Chapter 2

18 15 7
                                    

"Tidak ada cara lain Yang Mulia! Sudah cukup kita berdiam diri saja seperti ini." Wajah pucat Lucas berubah menjadi merah padam menahan amarahnya yang sudah ia tahan selama ini. Alex tetap tenang di tempat singgasananya tanpa menghiraukan dengan serius ucapan si penasihatnya tadi.

"Yang Mulia, dengan segala hormat yang kumiliki, aku mohon lakukan sesuatu. Jika kau terus berdiam diri seperti ini, mereka akan semakin membabibuta. Sudah banyak korban yang berjatuhan, perlu berapa korban lagi hingga kau sadar." Lucas tertunduk melemas. Ia tidak peduli dengan ucapannya tadi yang terdengar kasar. Yang ia pikirkan hanyalah rasa sakit ini yang ia rasakan setiap saudara-saudara serasnya yang jatuh berguguran. Sakit, benar-benar sakit.

Alex tersentah. Ia tau apa yang sedang Lucas rasakan sekarang. Alex pun sama merasakan perasaan sakit itu, namun apa yang dapat ia lakukan?

Alex semakin gusar dengan situasi seperti ini. Ia merasa tidak berguna menjadi seorang raja, namun di sisi lain ia merasa berdiam diri adalah jalan terbaik yang bisa ia pilih.

"Ku harap kau mengerti. Kita tidak mungkin menghancurkan mereka. Ras Demon adalah salah satu dari tiga ras utama. Jika kita membuat mereka punah, maka keseimbangan dunia akan rusak dan Tuhan akan sangat marah besar pada kita. Kau tahu Lucas, kaum dewa di turunkan ke bumi untuk menjaga, bukan memusnahkan," ujar Alex pelan. Lucas menunduk dalam. Dia semakin merasa tidak berguna menjadi sang penasihat raja. Bukannya membantu rajanya mencari jalan keluar ia malah membuat sang raja semakin bingung dengan pilihan jalannya sendiri.

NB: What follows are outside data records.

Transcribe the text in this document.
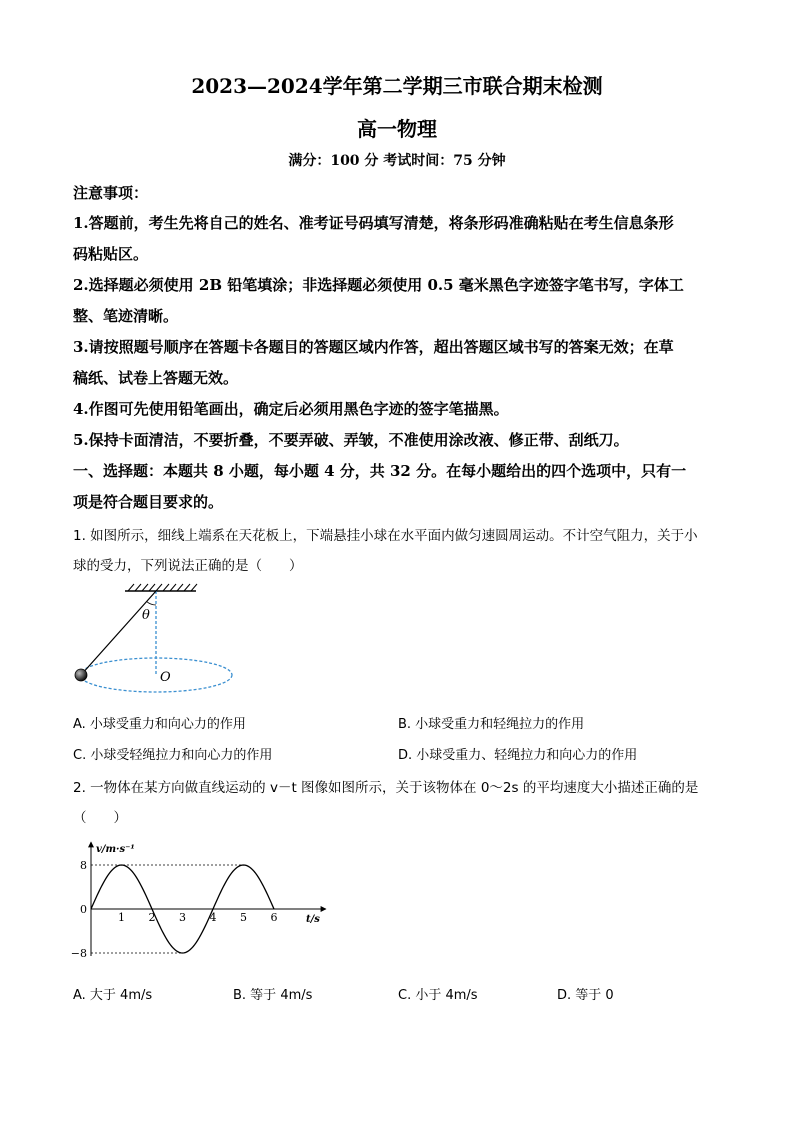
2023—2024学年第二学期三市联合期末检测
高一物理
满分：100 分 考试时间：75 分钟
注意事项：
1.答题前，考生先将自己的姓名、准考证号码填写清楚，将条形码准确粘贴在考生信息条形
码粘贴区。
2.选择题必须使用 2B 铅笔填涂；非选择题必须使用 0.5 毫米黑色字迹签字笔书写，字体工
整、笔迹清晰。
3.请按照题号顺序在答题卡各题目的答题区域内作答，超出答题区域书写的答案无效；在草
稿纸、试卷上答题无效。
4.作图可先使用铅笔画出，确定后必须用黑色字迹的签字笔描黑。
5.保持卡面清洁，不要折叠，不要弄破、弄皱，不准使用涂改液、修正带、刮纸刀。
一、选择题：本题共 8 小题，每小题 4 分，共 32 分。在每小题给出的四个选项中，只有一
项是符合题目要求的。
1. 如图所示，细线上端系在天花板上，下端悬挂小球在水平面内做匀速圆周运动。不计空气阻力，关于小
球的受力，下列说法正确的是（　　）
θ
O
A. 小球受重力和向心力的作用	B. 小球受重力和轻绳拉力的作用
C. 小球受轻绳拉力和向心力的作用	D. 小球受重力、轻绳拉力和向心力的作用
2. 一物体在某方向做直线运动的 v－t 图像如图所示，关于该物体在 0～2s 的平均速度大小描述正确的是
（　　）
1 2 3 4 5 6
8
0
−8
v/m·s⁻¹
t/s
A. 大于 4m/s	B. 等于 4m/s	C. 小于 4m/s	D. 等于 0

Alex mendesah kasar. Jika seperti ini situasinya sama saja ia berada di antara jurang dan lahar. Ia akan mati jika maju ataupun mundur. Tidak ada pilihan yang bisa membuat rasnya hidup aman dan damai. Seolah Tuhan memang memaksa mereka agar segera meninggalkan dunia.

"Maafkan hamba, Yang Mulia, hamba terlalu cemas dengan situasi ini. Hamba takut jika ramalan itu benar-benar terjadi, ramalan akan kehancuran seluruh kaum dewa. Hamba takut ramalan itu terjadi karena ulah para demon." Lucas semakin menundukkan kepalanya dalam. Rasa takut, cemas, dan rasa kekhawatirannya sudah tidak mampu dia sembunyikan lagi. Keringat dingin bercucuran dari pelipis wajahnya. Aura kepemimpinan Alex yang berkuar membuat rasa takut Lucas semakin besar.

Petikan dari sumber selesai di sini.